The effectiveness and safety of oveporexton were evaluated in two randomized, double-blind, placebo-controlled 12-week studies enrolling 273 adults with narcolepsy type 1. Across both studies, participants taking oveporexton 2 mg showed improvements in their ability to stay awake during the day compared with those receiving placebo. Participants also reported substantially less daytime sleepiness, a significant reduction in cataplexy episodes, and meaningful improvement across the full spectrum of narcolepsy symptoms, including sleep paralysis, hallucinations, and disrupted nighttime sleep.

==Contraindications==
The only listed absolute contraindication of oveporexton is combination with strong CYP3A4 inhibitors.

== Side effects ==
The most common side effects of oveporexton include insomnia, increased urinary frequency, urgency to urinate, and increased saliva production.

==Overdose==
There is no specific antidote for oveporexton overdose.

==Interactions==
Oveporexton is primarily metabolized by the cytochrome P450 enzyme CYP3A4. As such, CYP3A4 inhibitors and inducers can alter oveporexton exposure and hence result in interactions when combined with oveporexton. Strong CYP3A4 inhibitors are contraindicated with oveporexton, while dose reduction is warranted with moderate CYP3A4 inhibitors. Use with moderate to strong CYP3A4 inducers should be avoided. No clinically meaningful interactions are expected with weak CYP3A4 inhibitors and inducers. Examples of moderate to strong CYP3A4 inhibitors include itraconazole and fluconazole. Examples of moderate to strong CYP3A4 inducers include phenytoin. Oveporexton does not appear to inhibit or induce various cytochrome P450 enzymes itself.

== Pharmacology ==
===Pharmacodynamics===
Oveporexton acts as a selective agonist of the orexin OX_{2} receptor. Oveporexton has wakefulness-promoting effects in animals, including in rodents and monkeys. In addition, oveporexton has been found to be effective in the treatment of narcolepsy and cataplexy in phase 3 clinical trials in humans. Oveporexton is a first-in-class medication and targets the root symptomatic cause of narcolepsy type 1 by remediating the orexin (hypocretin) deficiency that is present in the condition.

===Pharmacokinetics===
The disposition of oveporexton is biexponential and it has an elimination half-life of 16 to 24 hours in humans. The FDA label gives a more specific mean terminal elimination half-life of 23.2 hours.

== History ==
Oveporexton was developed by Takeda. As of July 2025, it has completed phase III clinical trials for treatment of narcolepsy. Oveporexton was approved in China for narcolepsy type 1 in July 2026, its first global approval. Oveporexton was approved in the United States for narcolepsy type 1 in August 2026.

== Society and culture ==
=== Names ===
Oveporexton is the international nonproprietary name and the United States Adopted Name. It is sold under the brand name Orzeyful.

=== Legal status ===
Oveporexton was approved for medical use in China in July 2026, and in the United States in August 2026.
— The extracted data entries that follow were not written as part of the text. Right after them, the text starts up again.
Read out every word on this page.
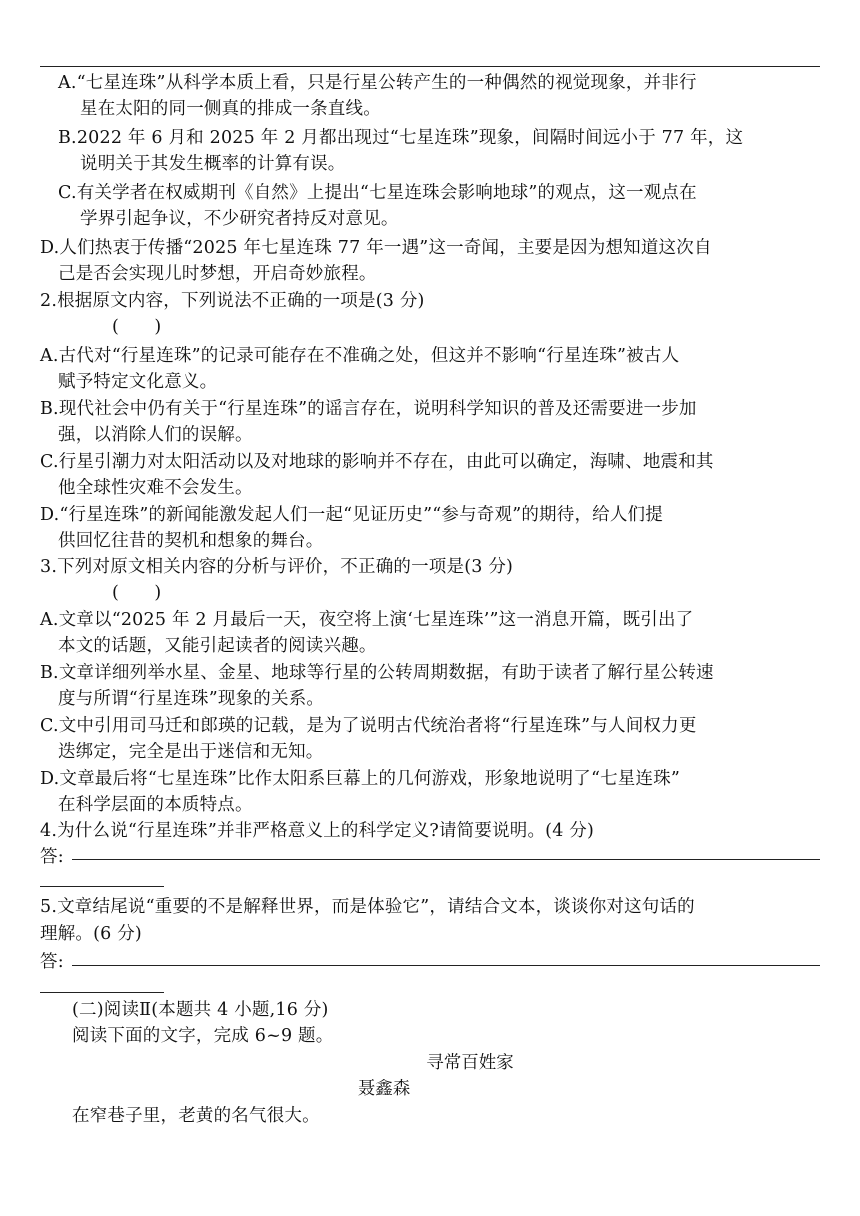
A.“七星连珠”从科学本质上看，只是行星公转产生的一种偶然的视觉现象，并非行
星在太阳的同一侧真的排成一条直线。
B.2022 年 6 月和 2025 年 2 月都出现过“七星连珠”现象，间隔时间远小于 77 年，这
说明关于其发生概率的计算有误。
C.有关学者在权威期刊《自然》上提出“七星连珠会影响地球”的观点，这一观点在
学界引起争议，不少研究者持反对意见。
D.人们热衷于传播“2025 年七星连珠 77 年一遇”这一奇闻，主要是因为想知道这次自
己是否会实现儿时梦想，开启奇妙旅程。
2.根据原文内容，下列说法不正确的一项是(3 分)
(　　)
A.古代对“行星连珠”的记录可能存在不准确之处，但这并不影响“行星连珠”被古人
赋予特定文化意义。
B.现代社会中仍有关于“行星连珠”的谣言存在，说明科学知识的普及还需要进一步加
强，以消除人们的误解。
C.行星引潮力对太阳活动以及对地球的影响并不存在，由此可以确定，海啸、地震和其
他全球性灾难不会发生。
D.“行星连珠”的新闻能激发起人们一起“见证历史”“参与奇观”的期待，给人们提
供回忆往昔的契机和想象的舞台。
3.下列对原文相关内容的分析与评价，不正确的一项是(3 分)
(　　)
A.文章以“2025 年 2 月最后一天，夜空将上演‘七星连珠’”这一消息开篇，既引出了
本文的话题，又能引起读者的阅读兴趣。
B.文章详细列举水星、金星、地球等行星的公转周期数据，有助于读者了解行星公转速
度与所谓“行星连珠”现象的关系。
C.文中引用司马迁和郎瑛的记载，是为了说明古代统治者将“行星连珠”与人间权力更
迭绑定，完全是出于迷信和无知。
D.文章最后将“七星连珠”比作太阳系巨幕上的几何游戏，形象地说明了“七星连珠”
在科学层面的本质特点。
4.为什么说“行星连珠”并非严格意义上的科学定义?请简要说明。(4 分)
答:
5.文章结尾说“重要的不是解释世界，而是体验它”，请结合文本，谈谈你对这句话的
理解。(6 分)
答:
(二)阅读Ⅱ(本题共 4 小题,16 分)
阅读下面的文字，完成 6~9 题。
寻常百姓家
聂鑫森
在窄巷子里，老黄的名气很大。
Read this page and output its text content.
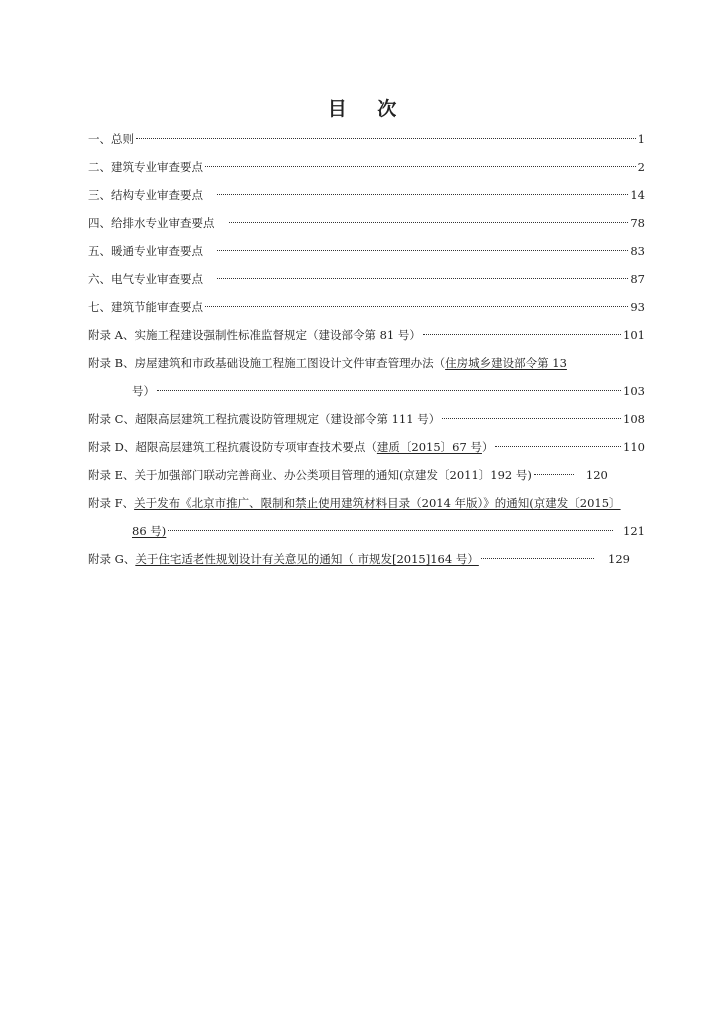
目 次
一、总则	1
二、建筑专业审查要点	2
三、结构专业审查要点	14
四、给排水专业审查要点	78
五、暖通专业审查要点	83
六、电气专业审查要点	87
七、建筑节能审查要点	93
附录 A、实施工程建设强制性标准监督规定（建设部令第 81 号）	101
附录 B、房屋建筑和市政基础设施工程施工图设计文件审查管理办法（住房城乡建设部令第 13
号）	103
附录 C、超限高层建筑工程抗震设防管理规定（建设部令第 111 号）	108
附录 D、超限高层建筑工程抗震设防专项审查技术要点（建质〔2015〕67 号）	110
附录 E、关于加强部门联动完善商业、办公类项目管理的通知(京建发〔2011〕192 号)	120
附录 F、关于发布《北京市推广、限制和禁止使用建筑材料目录（2014 年版）》的通知(京建发〔2015〕
86 号)	121
附录 G、关于住宅适老性规划设计有关意见的通知（ 市规发[2015]164 号）	129
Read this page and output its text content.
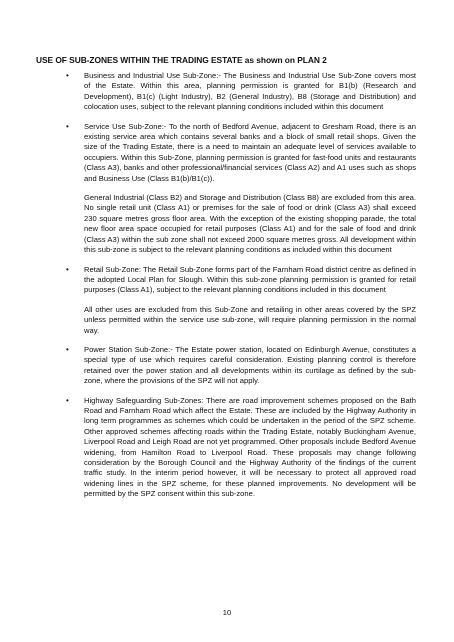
USE OF SUB-ZONES WITHIN THE TRADING ESTATE as shown on PLAN 2
• Business and Industrial Use Sub-Zone:- The Business and Industrial Use Sub-Zone covers most of the Estate. Within this area, planning permission is granted for B1(b) (Research and Development), B1(c) (Light Industry), B2 (General Industry), B8 (Storage and Distribution) and colocation uses, subject to the relevant planning conditions included within this document

• Service Use Sub-Zone:- To the north of Bedford Avenue, adjacent to Gresham Road, there is an existing service area which contains several banks and a block of small retail shops. Given the size of the Trading Estate, there is a need to maintain an adequate level of services available to occupiers. Within this Sub-Zone, planning permission is granted for fast-food units and restaurants (Class A3), banks and other professional/financial services (Class A2) and A1 uses such as shops and Business Use (Class B1(b)/B1(c)).

General Industrial (Class B2) and Storage and Distribution (Class B8) are excluded from this area. No single retail unit (Class A1) or premises for the sale of food or drink (Class A3) shall exceed 230 square metres gross floor area. With the exception of the existing shopping parade, the total new floor area space occupied for retail purposes (Class A1) and for the sale of food and drink (Class A3) within the sub zone shall not exceed 2000 square metres gross. All development within this sub-zone is subject to the relevant planning conditions as included within this document

• Retail Sub-Zone: The Retail Sub-Zone forms part of the Farnham Road district centre as defined in the adopted Local Plan for Slough. Within this sub-zone planning permission is granted for retail purposes (Class A1), subject to the relevant planning conditions included in this document

All other uses are excluded from this Sub-Zone and retailing in other areas covered by the SPZ unless permitted within the service use sub-zone, will require planning permission in the normal way.

• Power Station Sub-Zone:- The Estate power station, located on Edinburgh Avenue, constitutes a special type of use which requires careful consideration. Existing planning control is therefore retained over the power station and all developments within its curtilage as defined by the sub-zone, where the provisions of the SPZ will not apply.

• Highway Safeguarding Sub-Zones: There are road improvement schemes proposed on the Bath Road and Farnham Road which affect the Estate. These are included by the Highway Authority in long term programmes as schemes which could be undertaken in the period of the SPZ scheme. Other approved schemes affecting roads within the Trading Estate, notably Buckingham Avenue, Liverpool Road and Leigh Road are not yet programmed. Other proposals include Bedford Avenue widening, from Hamilton Road to Liverpool Road. These proposals may change following consideration by the Borough Council and the Highway Authority of the findings of the current traffic study. In the interim period however, it will be necessary to protect all approved road widening lines in the SPZ scheme, for these planned improvements. No development will be permitted by the SPZ consent within this sub-zone.

10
The FDA granted the application for oveporexton breakthrough therapy and priority review designations. The approval of Orzeyful for the treatment of narcolepsy type 1 was granted to Takeda Pharmaceuticals America.

Oveporexton is recommended for scheduling under the Controlled Substances Act and will be lawful to market in the US following the scheduling decision issued by the Drug Enforcement Administration.